Sunday Mass

By JAN BALL

Embarrassed when she sees
her eight-year-old bend under the pew in front of
them to snatch the flats
of the kneeling lady who
must have slipped them off
as the church became
over-heated from the bodies
of hundreds of parishioners
in winter coats, Carol grabs
his pink ear and twists it
while the choir sings Sanctus,
Sanctus, just before the solemn
moment when Father O’Malley
consecrates the host and raises
it above his head for all
the congregation to adore.

When the last bell tinkles
to announce the arrival
of the Lord, Brian shouts out,
“Mom, don’t twist my ear.”

The church is silent.

They Said …

By ALEXANDER JONES

… that Mars is red from the blood spilled by that ancient god of war,
Venus is our sister planet, warm and soft and blue
and that the sun speeds around the earth.
They said God in heaven judges us, giving and taking away according to his mysterious plan.
Countless Galileos have been silenced for saying different.
But Mars is an empty wasteland,
Venus is the most hellish place in the solar system,
and the earth circles the sun.
But they also say that life is good.
Even people who dare disagree with them
should agree with that.

View From the Santa Fe Rail-Runner No. 1

By Sandra Rokoff-Lizut

Sand swirls
down dry arroyos
abandons strands of plastic
to crippled chain-link fences
that quilt the callous landscape
keeping in or keeping out
the yellow mongrel canines
curled tight like coils of rope
beneath still-shiny pickups
or silent rusting junkers
alongside mobile homes. Yet, in this dusty landscape, tradition’s
still alive. Handmade adobe hornos grace a corner of each yard.

 
 
Sandra Rokoff-Lizut is a retired educator, and a children’s book author, printmaker and poet. Her work has appeared in various publications including Illya’s Honey, The Bicycle Review, Wilderness House Review and others.

Rainbow

By Adam Fleming

If you could take a whole rainbow
And stuff it back through
The prism from which it came, to the other side
I guess you’d manufacture light.

If you could take a free man
And shove him back
Through the prison from which he came, to the other side
I guess you’d manufacture innocence.

Good luck with that.

Adam Fleming is a novelist and life coach hailing from Goshen, Indiana.

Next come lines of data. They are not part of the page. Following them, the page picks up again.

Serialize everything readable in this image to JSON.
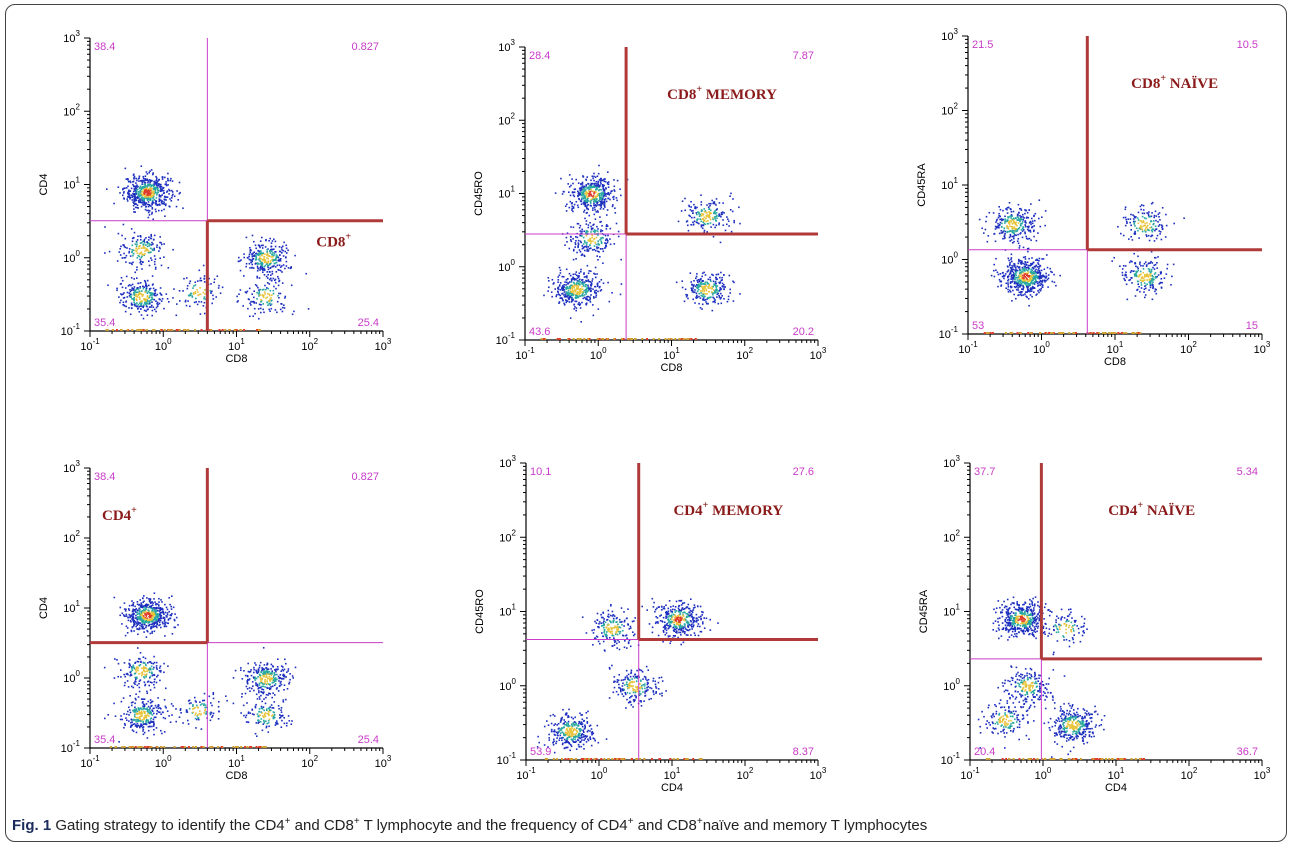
{
  "chart_data": [
    {
      "type": "scatter",
      "scale": "log",
      "xlim": [
        0.1,
        1000
      ],
      "ylim": [
        0.1,
        1000
      ],
      "xlabel": "CD8",
      "ylabel": "CD4",
      "xticks": [
        "10",
        "10",
        "10",
        "10",
        "10"
      ],
      "xtick_exps": [
        "-1",
        "0",
        "1",
        "2",
        "3"
      ],
      "yticks": [
        "10",
        "10",
        "10",
        "10",
        "10"
      ],
      "ytick_exps": [
        "-1",
        "0",
        "1",
        "2",
        "3"
      ],
      "gate": {
        "x": 4,
        "y": 3.2
      },
      "gated_quadrant": "lower-right",
      "quadrant_percent": {
        "upper_left": "38.4",
        "upper_right": "0.827",
        "lower_left": "35.4",
        "lower_right": "25.4"
      },
      "annotation": {
        "main": "CD8",
        "sup": "+",
        "rest": ""
      },
      "clusters": [
        {
          "x": 0.6,
          "y": 8,
          "count": 520
        },
        {
          "x": 0.5,
          "y": 0.3,
          "count": 260
        },
        {
          "x": 0.5,
          "y": 1.3,
          "count": 170
        },
        {
          "x": 25,
          "y": 1.0,
          "count": 280
        },
        {
          "x": 25,
          "y": 0.3,
          "count": 130
        },
        {
          "x": 3,
          "y": 0.35,
          "count": 90
        }
      ]
    },
    {
      "type": "scatter",
      "scale": "log",
      "xlim": [
        0.1,
        1000
      ],
      "ylim": [
        0.1,
        1000
      ],
      "xlabel": "CD8",
      "ylabel": "CD45RO",
      "xticks": [
        "10",
        "10",
        "10",
        "10",
        "10"
      ],
      "xtick_exps": [
        "-1",
        "0",
        "1",
        "2",
        "3"
      ],
      "yticks": [
        "10",
        "10",
        "10",
        "10",
        "10"
      ],
      "ytick_exps": [
        "-1",
        "0",
        "1",
        "2",
        "3"
      ],
      "gate": {
        "x": 2.4,
        "y": 2.8
      },
      "gated_quadrant": "upper-right",
      "quadrant_percent": {
        "upper_left": "28.4",
        "upper_right": "7.87",
        "lower_left": "43.6",
        "lower_right": "20.2"
      },
      "annotation": {
        "main": "CD8",
        "sup": "+",
        "rest": " MEMORY"
      },
      "clusters": [
        {
          "x": 0.8,
          "y": 10,
          "count": 420
        },
        {
          "x": 0.5,
          "y": 0.5,
          "count": 380
        },
        {
          "x": 0.8,
          "y": 2.5,
          "count": 200
        },
        {
          "x": 30,
          "y": 5,
          "count": 180
        },
        {
          "x": 30,
          "y": 0.5,
          "count": 240
        }
      ]
    },
    {
      "type": "scatter",
      "scale": "log",
      "xlim": [
        0.1,
        1000
      ],
      "ylim": [
        0.1,
        1000
      ],
      "xlabel": "CD8",
      "ylabel": "CD45RA",
      "xticks": [
        "10",
        "10",
        "10",
        "10",
        "10"
      ],
      "xtick_exps": [
        "-1",
        "0",
        "1",
        "2",
        "3"
      ],
      "yticks": [
        "10",
        "10",
        "10",
        "10",
        "10"
      ],
      "ytick_exps": [
        "-1",
        "0",
        "1",
        "2",
        "3"
      ],
      "gate": {
        "x": 4.2,
        "y": 1.35
      },
      "gated_quadrant": "upper-right",
      "quadrant_percent": {
        "upper_left": "21.5",
        "upper_right": "10.5",
        "lower_left": "53",
        "lower_right": "15"
      },
      "annotation": {
        "main": "CD8",
        "sup": "+",
        "rest": " NAÏVE"
      },
      "clusters": [
        {
          "x": 0.6,
          "y": 0.6,
          "count": 520
        },
        {
          "x": 0.4,
          "y": 3,
          "count": 280
        },
        {
          "x": 25,
          "y": 0.6,
          "count": 200
        },
        {
          "x": 25,
          "y": 3,
          "count": 150
        }
      ]
    },
    {
      "type": "scatter",
      "scale": "log",
      "xlim": [
        0.1,
        1000
      ],
      "ylim": [
        0.1,
        1000
      ],
      "xlabel": "CD8",
      "ylabel": "CD4",
      "xticks": [
        "10",
        "10",
        "10",
        "10",
        "10"
      ],
      "xtick_exps": [
        "-1",
        "0",
        "1",
        "2",
        "3"
      ],
      "yticks": [
        "10",
        "10",
        "10",
        "10",
        "10"
      ],
      "ytick_exps": [
        "-1",
        "0",
        "1",
        "2",
        "3"
      ],
      "gate": {
        "x": 4,
        "y": 3.2
      },
      "gated_quadrant": "upper-left",
      "quadrant_percent": {
        "upper_left": "38.4",
        "upper_right": "0.827",
        "lower_left": "35.4",
        "lower_right": "25.4"
      },
      "annotation": {
        "main": "CD4",
        "sup": "+",
        "rest": ""
      },
      "clusters": [
        {
          "x": 0.6,
          "y": 8,
          "count": 520
        },
        {
          "x": 0.5,
          "y": 0.3,
          "count": 260
        },
        {
          "x": 0.5,
          "y": 1.3,
          "count": 170
        },
        {
          "x": 25,
          "y": 1.0,
          "count": 280
        },
        {
          "x": 25,
          "y": 0.3,
          "count": 130
        },
        {
          "x": 3,
          "y": 0.35,
          "count": 90
        }
      ]
    },
    {
      "type": "scatter",
      "scale": "log",
      "xlim": [
        0.1,
        1000
      ],
      "ylim": [
        0.1,
        1000
      ],
      "xlabel": "CD4",
      "ylabel": "CD45RO",
      "xticks": [
        "10",
        "10",
        "10",
        "10",
        "10"
      ],
      "xtick_exps": [
        "-1",
        "0",
        "1",
        "2",
        "3"
      ],
      "yticks": [
        "10",
        "10",
        "10",
        "10",
        "10"
      ],
      "ytick_exps": [
        "-1",
        "0",
        "1",
        "2",
        "3"
      ],
      "gate": {
        "x": 3.5,
        "y": 4.2
      },
      "gated_quadrant": "upper-right",
      "quadrant_percent": {
        "upper_left": "10.1",
        "upper_right": "27.6",
        "lower_left": "53.9",
        "lower_right": "8.37"
      },
      "annotation": {
        "main": "CD4",
        "sup": "+",
        "rest": " MEMORY"
      },
      "clusters": [
        {
          "x": 12,
          "y": 8,
          "count": 360
        },
        {
          "x": 0.4,
          "y": 0.25,
          "count": 300
        },
        {
          "x": 1.5,
          "y": 6,
          "count": 180
        },
        {
          "x": 3,
          "y": 1.0,
          "count": 200
        }
      ]
    },
    {
      "type": "scatter",
      "scale": "log",
      "xlim": [
        0.1,
        1000
      ],
      "ylim": [
        0.1,
        1000
      ],
      "xlabel": "CD4",
      "ylabel": "CD45RA",
      "xticks": [
        "10",
        "10",
        "10",
        "10",
        "10"
      ],
      "xtick_exps": [
        "-1",
        "0",
        "1",
        "2",
        "3"
      ],
      "yticks": [
        "10",
        "10",
        "10",
        "10",
        "10"
      ],
      "ytick_exps": [
        "-1",
        "0",
        "1",
        "2",
        "3"
      ],
      "gate": {
        "x": 0.95,
        "y": 2.3
      },
      "gated_quadrant": "upper-right",
      "quadrant_percent": {
        "upper_left": "37.7",
        "upper_right": "5.34",
        "lower_left": "20.4",
        "lower_right": "36.7"
      },
      "annotation": {
        "main": "CD4",
        "sup": "+",
        "rest": " NAÏVE"
      },
      "clusters": [
        {
          "x": 0.5,
          "y": 8,
          "count": 460
        },
        {
          "x": 2.5,
          "y": 0.3,
          "count": 320
        },
        {
          "x": 0.6,
          "y": 1.0,
          "count": 200
        },
        {
          "x": 0.3,
          "y": 0.35,
          "count": 150
        },
        {
          "x": 2,
          "y": 6,
          "count": 90
        }
      ]
    }
  ],
  "caption": {
    "label": "Fig. 1",
    "p1": " Gating strategy to identify the CD4",
    "s1": "+",
    "p2": " and CD8",
    "s2": "+",
    "p3": " T lymphocyte and the frequency of CD4",
    "s3": "+",
    "p4": " and CD8",
    "s4": "+",
    "p5": "naïve and memory T lymphocytes"
  },
  "colors": {
    "gate_line": "#b03a3a",
    "quadrant_line": "#c93cc9",
    "percent_text": "#c93cc9",
    "annotation_text": "#8b1a1a",
    "frame": "#444444",
    "dot_low": "#1d2fbf",
    "dot_mid": "#29a8a0",
    "dot_high": "#e8c43a",
    "dot_peak": "#e03a2a"
  }
}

Married with four kids, he is a writer, speaker and professional executive coach. Adam is a world traveler and has spent significant amounts of time in Zaire/DRC, France, Ivory Coast, and a dozen or more other countries.

British Beach

By Eliza Callard

The sand flows in a fine grit
wind across my feet and ankles,
like watching the dry ice that my father
brought home — packed
around the ice cream now
in the freezer — escaping
in a Santa’s beard, flat and white, over
the table edge.

Eliza Callard is a native Philadelphian, and lives there with her family. She says forty years of managing — and occasionally mismanaging — her cystic fibrosis has given her perspective on loss and endurance. A product of Skidmore College, she enjoys family time, hiking and camping, and playing the piano.